In several fields, notably, financial mathematics, many authors are now proposing diffusion processes with jumps as models. Moreover, random variables known as first-hitting times are important in various applications. In two or more dimensions, when there are no jumps, to obtain the quantities of interest, such as the mean of these random variables, we need to solve partial differential equations. These equations become partial differential–integral equations when continuous jumps are added.

In this paper, we have considered problems of this type. Owing to the symmetry in these problems, we were able to reduce the PDIEs to (ordinary) integro-differential equations. For the distribution of the random jumps that we used, we succeeded in transforming the IDEs into ODEs.

We have obtained exact analytical solutions to problems involving important diffusion processes. In cases where it is not possible to find analytical solutions, numerical methods can be used to obtain solutions to problems for fixed values of the various parameters in the models.

To generalize the results obtained in this paper, we could add random jumps to the stochastic process $\left\{X\right(t),t\ge 0\}$ as well. Furthermore, other distributions for the random jumps could be used.
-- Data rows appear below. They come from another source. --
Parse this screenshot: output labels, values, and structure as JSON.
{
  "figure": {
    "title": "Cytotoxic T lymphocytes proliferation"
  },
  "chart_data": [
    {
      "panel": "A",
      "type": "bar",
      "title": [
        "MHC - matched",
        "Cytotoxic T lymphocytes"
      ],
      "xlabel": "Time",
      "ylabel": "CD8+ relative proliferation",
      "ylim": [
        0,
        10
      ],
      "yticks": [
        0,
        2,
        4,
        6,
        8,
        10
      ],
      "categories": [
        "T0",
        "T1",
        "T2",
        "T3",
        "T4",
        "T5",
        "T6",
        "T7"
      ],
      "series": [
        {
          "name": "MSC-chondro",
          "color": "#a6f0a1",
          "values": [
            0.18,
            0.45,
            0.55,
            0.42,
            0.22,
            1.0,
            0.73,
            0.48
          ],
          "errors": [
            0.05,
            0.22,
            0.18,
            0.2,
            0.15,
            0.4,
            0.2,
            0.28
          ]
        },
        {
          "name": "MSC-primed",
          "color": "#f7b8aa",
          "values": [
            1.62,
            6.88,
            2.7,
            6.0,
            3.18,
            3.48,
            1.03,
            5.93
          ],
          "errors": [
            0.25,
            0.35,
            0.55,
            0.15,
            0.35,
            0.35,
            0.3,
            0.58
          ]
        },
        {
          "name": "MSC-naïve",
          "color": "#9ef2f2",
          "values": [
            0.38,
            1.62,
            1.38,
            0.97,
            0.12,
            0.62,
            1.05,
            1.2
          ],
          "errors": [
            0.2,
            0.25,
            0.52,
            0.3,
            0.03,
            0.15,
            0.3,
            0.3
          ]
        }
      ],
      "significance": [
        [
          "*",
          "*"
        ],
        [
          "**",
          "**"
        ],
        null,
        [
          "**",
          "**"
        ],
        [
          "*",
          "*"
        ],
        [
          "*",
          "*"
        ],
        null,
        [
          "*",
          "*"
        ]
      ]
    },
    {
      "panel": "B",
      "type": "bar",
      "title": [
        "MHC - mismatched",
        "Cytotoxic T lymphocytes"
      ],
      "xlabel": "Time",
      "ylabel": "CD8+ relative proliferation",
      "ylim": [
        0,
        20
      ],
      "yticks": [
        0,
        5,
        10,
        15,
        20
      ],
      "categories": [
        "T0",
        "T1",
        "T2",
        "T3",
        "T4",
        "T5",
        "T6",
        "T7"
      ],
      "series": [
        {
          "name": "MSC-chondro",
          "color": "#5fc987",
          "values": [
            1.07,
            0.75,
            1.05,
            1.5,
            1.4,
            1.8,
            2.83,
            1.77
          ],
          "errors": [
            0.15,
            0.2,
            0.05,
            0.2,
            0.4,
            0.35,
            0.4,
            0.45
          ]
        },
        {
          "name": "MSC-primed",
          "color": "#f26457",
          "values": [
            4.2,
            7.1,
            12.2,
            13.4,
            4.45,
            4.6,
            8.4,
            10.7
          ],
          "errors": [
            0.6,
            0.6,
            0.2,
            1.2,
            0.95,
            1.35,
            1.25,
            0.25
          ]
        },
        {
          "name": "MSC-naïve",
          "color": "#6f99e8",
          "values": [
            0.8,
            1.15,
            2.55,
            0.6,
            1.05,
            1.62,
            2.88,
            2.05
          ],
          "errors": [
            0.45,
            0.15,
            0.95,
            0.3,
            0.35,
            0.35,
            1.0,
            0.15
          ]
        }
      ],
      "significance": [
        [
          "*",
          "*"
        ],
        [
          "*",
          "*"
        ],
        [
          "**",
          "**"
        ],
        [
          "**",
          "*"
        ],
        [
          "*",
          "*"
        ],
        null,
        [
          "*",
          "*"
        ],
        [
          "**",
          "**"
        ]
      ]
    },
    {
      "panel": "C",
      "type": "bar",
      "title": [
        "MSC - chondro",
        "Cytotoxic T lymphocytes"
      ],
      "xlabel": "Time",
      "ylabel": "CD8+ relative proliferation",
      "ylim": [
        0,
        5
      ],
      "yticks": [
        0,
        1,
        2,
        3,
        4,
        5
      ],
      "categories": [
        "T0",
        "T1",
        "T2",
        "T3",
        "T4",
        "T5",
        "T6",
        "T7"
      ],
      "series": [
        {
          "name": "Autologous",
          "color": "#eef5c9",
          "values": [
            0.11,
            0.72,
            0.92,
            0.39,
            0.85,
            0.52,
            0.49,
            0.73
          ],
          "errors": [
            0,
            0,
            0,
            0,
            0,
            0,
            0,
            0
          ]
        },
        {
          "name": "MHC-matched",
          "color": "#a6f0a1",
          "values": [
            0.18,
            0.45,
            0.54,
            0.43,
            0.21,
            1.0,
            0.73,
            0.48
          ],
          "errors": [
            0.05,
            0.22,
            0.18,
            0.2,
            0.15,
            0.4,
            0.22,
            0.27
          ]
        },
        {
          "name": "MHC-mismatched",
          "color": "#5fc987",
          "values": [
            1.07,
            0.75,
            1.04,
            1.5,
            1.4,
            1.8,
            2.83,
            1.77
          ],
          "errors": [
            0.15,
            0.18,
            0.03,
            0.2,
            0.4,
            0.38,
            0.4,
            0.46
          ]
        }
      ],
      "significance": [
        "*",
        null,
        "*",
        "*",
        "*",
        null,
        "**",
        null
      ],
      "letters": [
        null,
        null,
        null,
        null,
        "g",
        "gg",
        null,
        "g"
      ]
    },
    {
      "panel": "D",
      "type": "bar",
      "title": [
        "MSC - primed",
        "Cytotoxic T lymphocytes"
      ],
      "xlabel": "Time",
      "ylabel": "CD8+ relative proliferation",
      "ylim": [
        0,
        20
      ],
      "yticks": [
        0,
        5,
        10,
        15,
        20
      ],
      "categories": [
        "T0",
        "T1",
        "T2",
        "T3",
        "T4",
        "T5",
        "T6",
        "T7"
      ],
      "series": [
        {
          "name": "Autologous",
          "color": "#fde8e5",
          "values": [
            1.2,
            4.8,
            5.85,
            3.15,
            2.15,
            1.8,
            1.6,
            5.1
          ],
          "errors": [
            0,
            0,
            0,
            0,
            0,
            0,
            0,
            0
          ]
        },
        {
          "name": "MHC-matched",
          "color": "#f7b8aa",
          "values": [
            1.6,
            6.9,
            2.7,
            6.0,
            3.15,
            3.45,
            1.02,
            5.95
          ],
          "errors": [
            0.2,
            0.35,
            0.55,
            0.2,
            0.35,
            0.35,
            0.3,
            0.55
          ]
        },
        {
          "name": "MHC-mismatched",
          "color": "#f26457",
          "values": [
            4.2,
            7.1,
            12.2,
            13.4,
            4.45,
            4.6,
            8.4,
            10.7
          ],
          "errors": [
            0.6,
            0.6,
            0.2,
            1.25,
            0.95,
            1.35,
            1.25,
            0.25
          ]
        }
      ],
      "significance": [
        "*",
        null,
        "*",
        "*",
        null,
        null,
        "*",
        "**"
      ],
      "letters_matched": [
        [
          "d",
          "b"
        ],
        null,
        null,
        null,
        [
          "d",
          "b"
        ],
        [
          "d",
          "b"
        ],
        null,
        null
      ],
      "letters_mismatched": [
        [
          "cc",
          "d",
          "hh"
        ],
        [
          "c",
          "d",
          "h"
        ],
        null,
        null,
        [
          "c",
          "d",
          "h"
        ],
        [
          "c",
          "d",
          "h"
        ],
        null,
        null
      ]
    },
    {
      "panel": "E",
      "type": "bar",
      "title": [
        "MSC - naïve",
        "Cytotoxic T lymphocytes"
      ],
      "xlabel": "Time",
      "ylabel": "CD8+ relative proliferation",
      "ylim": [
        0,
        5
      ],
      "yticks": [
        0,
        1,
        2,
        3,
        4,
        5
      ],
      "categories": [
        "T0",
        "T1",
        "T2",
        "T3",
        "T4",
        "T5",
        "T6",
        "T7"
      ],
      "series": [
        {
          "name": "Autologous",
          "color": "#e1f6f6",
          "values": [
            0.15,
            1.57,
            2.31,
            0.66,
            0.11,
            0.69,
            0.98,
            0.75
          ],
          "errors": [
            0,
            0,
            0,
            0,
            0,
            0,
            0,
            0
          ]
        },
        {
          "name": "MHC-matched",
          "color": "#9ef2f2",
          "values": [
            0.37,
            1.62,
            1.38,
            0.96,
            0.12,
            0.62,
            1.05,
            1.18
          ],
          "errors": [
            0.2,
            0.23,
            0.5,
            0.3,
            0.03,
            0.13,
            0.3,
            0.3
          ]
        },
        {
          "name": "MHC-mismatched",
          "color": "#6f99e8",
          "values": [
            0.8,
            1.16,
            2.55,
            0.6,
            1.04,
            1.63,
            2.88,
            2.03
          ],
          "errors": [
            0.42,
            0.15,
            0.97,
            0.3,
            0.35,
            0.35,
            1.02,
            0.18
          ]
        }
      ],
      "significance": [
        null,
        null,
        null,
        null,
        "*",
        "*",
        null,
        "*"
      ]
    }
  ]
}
For discrete distributions, the equations to be solved would be partial differential–difference equations.

Finally, we could try to solve optimal control problems for these jump-diffusion processes in two or more dimensions. To find the optimal control, in the case of random jumps with a continuous distribution, we generally need to obtain the value function, which would then satisfy a nonlinear PDIE.